When stepping through the code I noticed that wsock_event::release
was calling WSACloseEvent. Later the wsock_event destructor was calling
WSACloseEvent again, setting the wsock errno. So I fixed that, moving both
wsock_event::release and the destructor out of the way (in a crude way),
so as not to affect the wsock errno.

Then I started seeing

  279 3295264 [main] cvs 295057 writev: 1024 = write (3, 0x7DE7E0, 1), errno 2
  344 3295608 [main] cvs 295057 sig_dispatch_pending: exit_state 0, cur
thread id 0xFFF0A123, sigtid 0xFFEF130B, sigq.start.next 0x0
  188 3295796 [main] cvs 295057 writev: writev (3, 0x7DE810, 1)
  433 3296229 [main] cvs 295057 __set_errno: void __set_winsock_errno(const
char*, int):367 val 0
  209 3296438 [main] cvs 295057 __set_winsock_errno: sendmsg:1102 - winsock
error 0 -> errno 0

i.e. it fails but winsock_errno is 0. I made a couple more changes in
wsock_event::wait where the code could wipe out the wsock_errno (see patches).

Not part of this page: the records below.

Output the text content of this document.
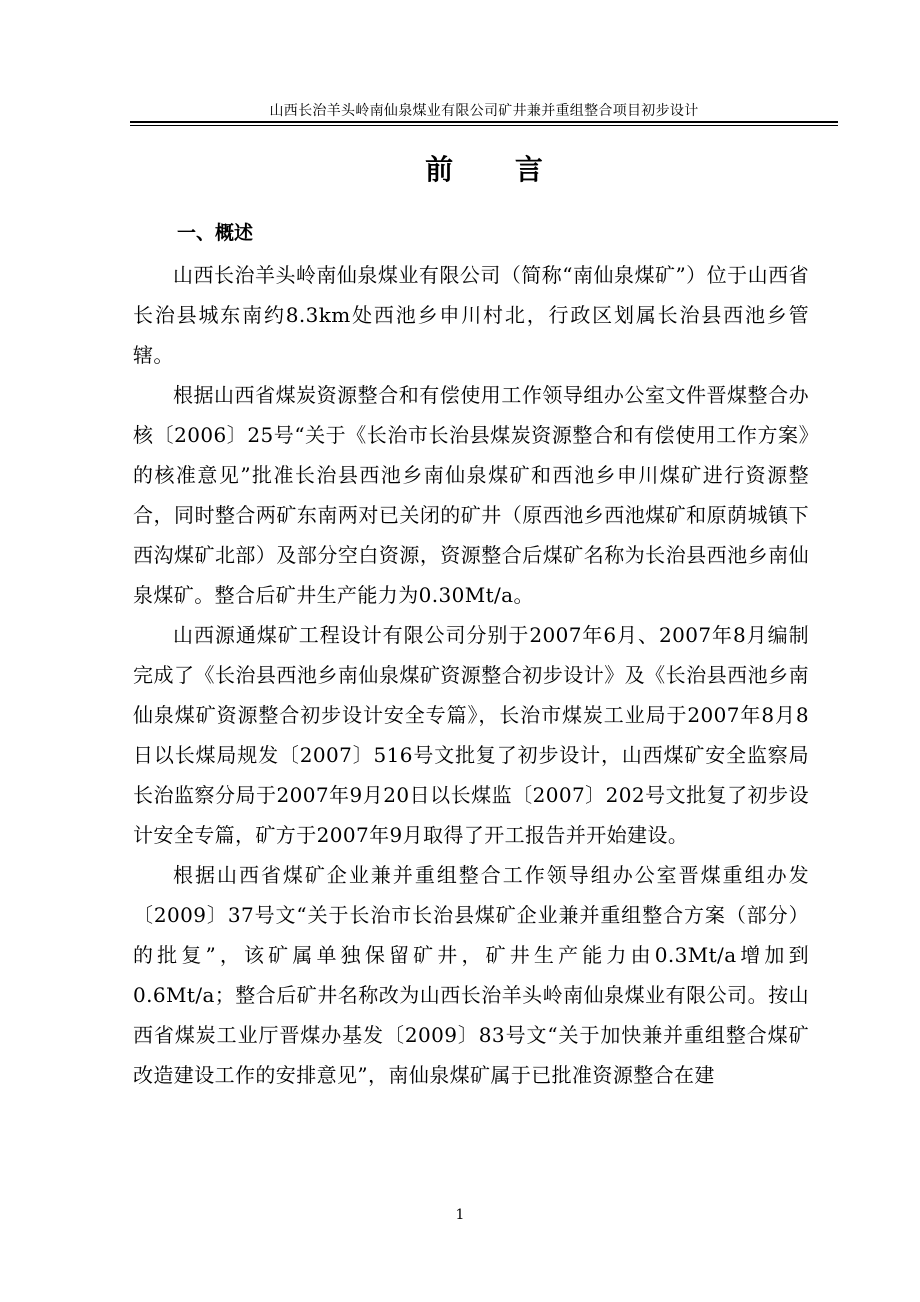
山西长治羊头岭南仙泉煤业有限公司矿井兼并重组整合项目初步设计
前 言
一、概述

山西长治羊头岭南仙泉煤业有限公司（简称“南仙泉煤矿”）位于山西省长治县城东南约8.3km处西池乡申川村北，行政区划属长治县西池乡管辖。

根据山西省煤炭资源整合和有偿使用工作领导组办公室文件晋煤整合办核〔2006〕25号“关于《长治市长治县煤炭资源整合和有偿使用工作方案》的核准意见”批准长治县西池乡南仙泉煤矿和西池乡申川煤矿进行资源整合，同时整合两矿东南两对已关闭的矿井（原西池乡西池煤矿和原荫城镇下西沟煤矿北部）及部分空白资源，资源整合后煤矿名称为长治县西池乡南仙泉煤矿。整合后矿井生产能力为0.30Mt/a。

山西源通煤矿工程设计有限公司分别于2007年6月、2007年8月编制完成了《长治县西池乡南仙泉煤矿资源整合初步设计》及《长治县西池乡南仙泉煤矿资源整合初步设计安全专篇》，长治市煤炭工业局于2007年8月8日以长煤局规发〔2007〕516号文批复了初步设计，山西煤矿安全监察局长治监察分局于2007年9月20日以长煤监〔2007〕202号文批复了初步设计安全专篇，矿方于2007年9月取得了开工报告并开始建设。

根据山西省煤矿企业兼并重组整合工作领导组办公室晋煤重组办发〔2009〕37号文“关于长治市长治县煤矿企业兼并重组整合方案（部分）的批复”，该矿属单独保留矿井，矿井生产能力由0.3Mt/a增加到0.6Mt/a；整合后矿井名称改为山西长治羊头岭南仙泉煤业有限公司。按山西省煤炭工业厅晋煤办基发〔2009〕83号文“关于加快兼并重组整合煤矿改造建设工作的安排意见”，南仙泉煤矿属于已批准资源整合在建

1
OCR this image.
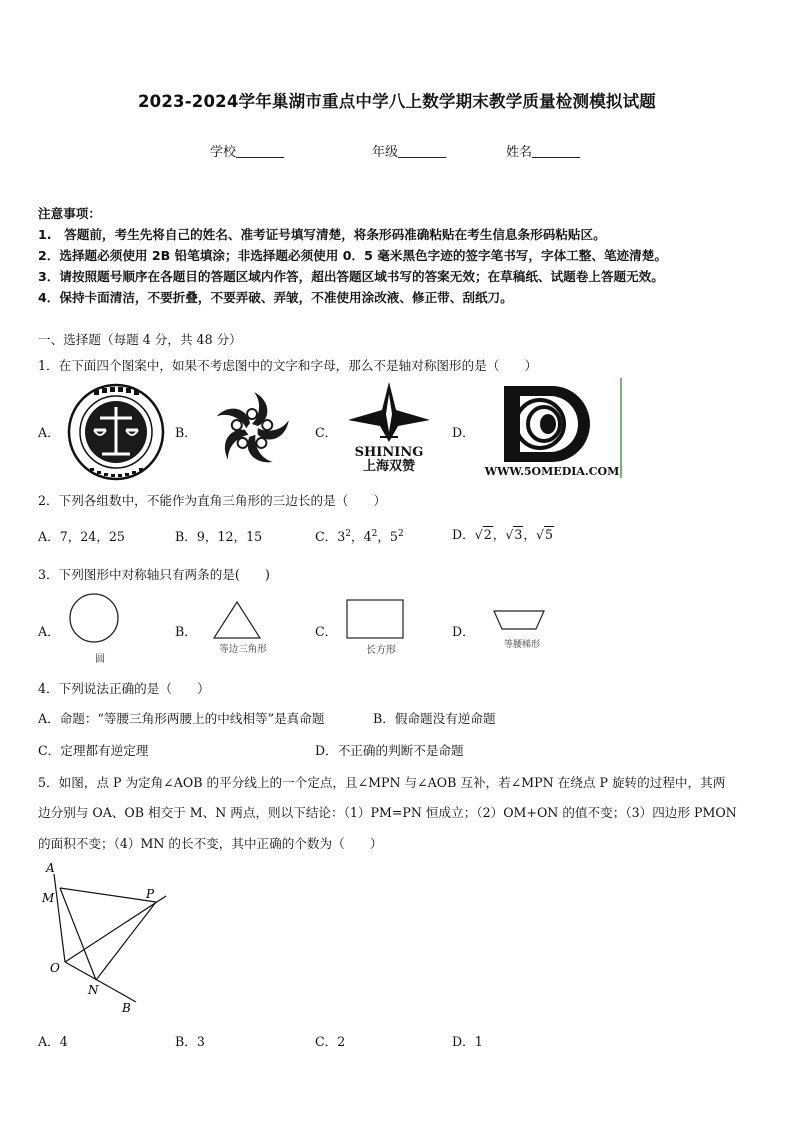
2023-2024学年巢湖市重点中学八上数学期末教学质量检测模拟试题
学校	年级	姓名
注意事项：
1.　答题前，考生先将自己的姓名、准考证号填写清楚，将条形码准确粘贴在考生信息条形码粘贴区。
2．选择题必须使用 2B 铅笔填涂；非选择题必须使用 0．5 毫米黑色字迹的签字笔书写，字体工整、笔迹清楚。
3．请按照题号顺序在各题目的答题区域内作答，超出答题区域书写的答案无效；在草稿纸、试题卷上答题无效。
4．保持卡面清洁，不要折叠，不要弄破、弄皱，不准使用涂改液、修正带、刮纸刀。
一、选择题（每题 4 分，共 48 分）
1．在下面四个图案中，如果不考虑图中的文字和字母，那么不是轴对称图形的是（　　）
A．	B．	C．	D．
SHINING
上海双赞	WWW.5OMEDIA.COM
2．下列各组数中，不能作为直角三角形的三边长的是（　　）
A．7，24，25	B．9，12，15	C．$3^2$，$4^2$，$5^2$	D．√2，√3，√5
3．下列图形中对称轴只有两条的是(　　)
A．	B．	C．	D．
圆
等边三角形	长方形	等腰梯形
4．下列说法正确的是（　　）
A．命题：“等腰三角形两腰上的中线相等”是真命题	B．假命题没有逆命题
C．定理都有逆定理	D．不正确的判断不是命题
5．如图，点 P 为定角∠AOB 的平分线上的一个定点，且∠MPN 与∠AOB 互补，若∠MPN 在绕点 P 旋转的过程中，其两
边分别与 OA、OB 相交于 M、N 两点，则以下结论：（1）PM=PN 恒成立；（2）OM+ON 的值不变；（3）四边形 PMON
的面积不变；（4）MN 的长不变，其中正确的个数为（　　）
A
M	P
O
N
B
A．4	B．3	C．2	D．1
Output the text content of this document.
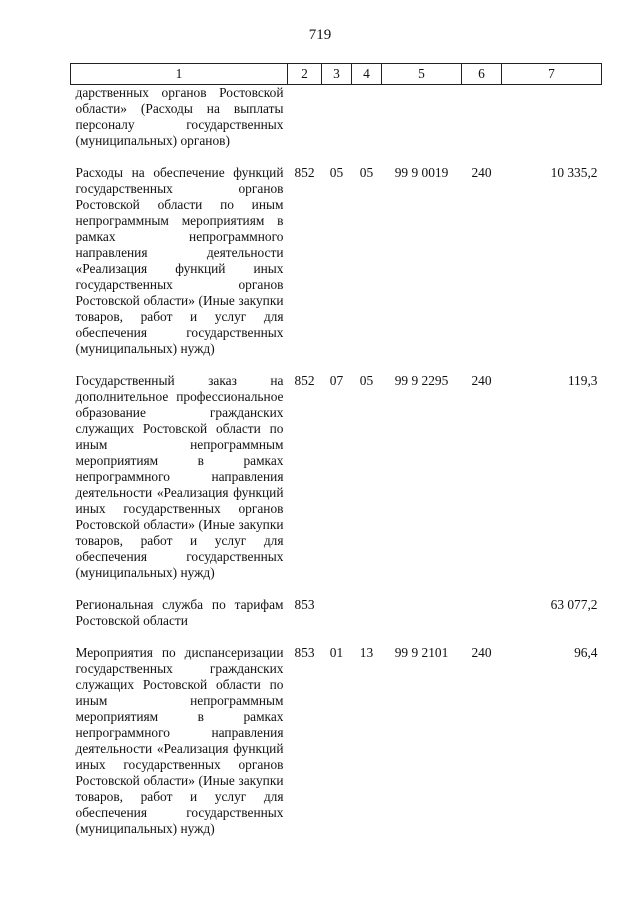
719
1	2	3	4	5	6	7
дарственных органов Ростовской области» (Расходы на выплаты персоналу государственных (муниципальных) органов)						

Расходы на обеспечение функций государственных органов Ростовской области по иным непрограммным мероприятиям в рамках непрограммного направления деятельности «Реализация функций иных государственных органов Ростовской области» (Иные закупки товаров, работ и услуг для обеспечения государственных (муниципальных) нужд)	852	05	05	99 9 0019	240	10 335,2

Государственный заказ на дополнительное профессиональное образование гражданских служащих Ростовской области по иным непрограммным мероприятиям в рамках непрограммного направления деятельности «Реализация функций иных государственных органов Ростовской области» (Иные закупки товаров, работ и услуг для обеспечения государственных (муниципальных) нужд)	852	07	05	99 9 2295	240	119,3

Региональная служба по тарифам Ростовской области	853					63 077,2

Мероприятия по диспансеризации государственных гражданских служащих Ростовской области по иным непрограммным мероприятиям в рамках непрограммного направления деятельности «Реализация функций иных государственных органов Ростовской области» (Иные закупки товаров, работ и услуг для обеспечения государственных (муниципальных) нужд)	853	01	13	99 9 2101	240	96,4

No luck, wsock errno is still 0, but sendmsg surely fails.

When I put a breakpoint in the wait loop, nothing bad happens.
Debugging non-blocking and wait stuff with gdb is a long shot.

And yes, from time to time it does like in my first report, hanging
  158 2552618 [main] cvs 540017 readv: readv (4, 0x7DEBC0, 1) blocking,
sigcatchers 6
  154 2552772 [main] cvs 540017 readv: no need to call ready_for_read

I have to stop for now, I need to sleep over this anyway.
 
Perhaps you would have more luck triggering this bug if
you tried a low speed (modem) connection.

Pierre

P.S.: The diff is FYI, not meant to be permanent.